AddSearch REST API

AddSearch’s REST API provides programmatic access to use and manipulate and query data in your search index. Current version of our API is v1. We’re expanding API’s functionalities based on your feedback, so feel free to contact us if any ideas arise.

Base URL

All API URLs start with the following base URL:
https://api.addsearch.com/v1
Access is always over HTTPS. All calls to HTTP return 405 Method Not Allowed

Content type

API endpoints consume and produce JSON:
application/json
Calls with JSON payload must include Content-Type header, which can be added in curl with the following switch:

curl -H 'Content-Type:application/json' https://api...

Authentication

Authentication is done with HTTP Basic Auth. Your index’s SITEKEY is the username and your secret API key is the password. You’ll find your SITEKEY and secret API key from the Dashboard’s Installation page. HTTP authentication in curl is done with the user switch:

curl --user 'sitekey:secret-api-key' https://api...

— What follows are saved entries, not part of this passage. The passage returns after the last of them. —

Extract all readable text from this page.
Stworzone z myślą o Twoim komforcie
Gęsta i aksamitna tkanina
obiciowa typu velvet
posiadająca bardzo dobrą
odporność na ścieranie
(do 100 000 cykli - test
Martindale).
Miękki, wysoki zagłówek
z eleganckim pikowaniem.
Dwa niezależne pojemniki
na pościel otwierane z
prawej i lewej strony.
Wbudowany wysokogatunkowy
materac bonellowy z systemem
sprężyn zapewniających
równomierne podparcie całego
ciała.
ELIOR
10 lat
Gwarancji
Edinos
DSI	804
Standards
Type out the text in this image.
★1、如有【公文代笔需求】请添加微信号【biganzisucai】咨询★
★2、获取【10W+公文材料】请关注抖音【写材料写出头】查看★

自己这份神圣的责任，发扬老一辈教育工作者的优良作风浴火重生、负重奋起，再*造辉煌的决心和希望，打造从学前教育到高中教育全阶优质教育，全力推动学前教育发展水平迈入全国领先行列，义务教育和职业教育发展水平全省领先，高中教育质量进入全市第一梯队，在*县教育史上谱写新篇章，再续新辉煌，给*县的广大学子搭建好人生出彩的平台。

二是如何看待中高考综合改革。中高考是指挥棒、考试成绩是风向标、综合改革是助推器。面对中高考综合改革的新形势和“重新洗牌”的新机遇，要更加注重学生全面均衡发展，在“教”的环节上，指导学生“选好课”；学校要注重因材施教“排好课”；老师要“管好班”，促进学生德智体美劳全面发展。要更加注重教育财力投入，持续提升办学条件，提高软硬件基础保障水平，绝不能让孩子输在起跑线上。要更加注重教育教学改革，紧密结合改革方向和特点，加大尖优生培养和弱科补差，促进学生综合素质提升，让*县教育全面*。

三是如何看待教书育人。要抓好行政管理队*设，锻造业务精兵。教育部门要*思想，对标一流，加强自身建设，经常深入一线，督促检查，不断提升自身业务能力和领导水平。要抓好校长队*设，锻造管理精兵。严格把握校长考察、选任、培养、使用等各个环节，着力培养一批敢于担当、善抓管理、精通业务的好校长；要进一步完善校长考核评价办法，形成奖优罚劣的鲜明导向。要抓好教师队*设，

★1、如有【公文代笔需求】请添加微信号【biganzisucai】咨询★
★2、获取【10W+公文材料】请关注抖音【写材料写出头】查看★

Please notice! The Search API does not require authentication.

Date Format

AddSearch API uses ISO-8601 standard as the date format. Example of an accepted timestamp is:
2015-01-30T11:17:22-02:00
Read more about ISO-8601 from w3.org

Rate limits

By default rate limits are monitored over 15 minutes time period. Every API call that has limits returns rate limit information in the following headers

X-Rate-Limit-Limit: The limit for a given request
X-Rate-Limit-Remaining: Requests left for the current 15 minute window
X-Rate-Limit-Reset: The time when the current usage count resets (seconds since Unix epoch)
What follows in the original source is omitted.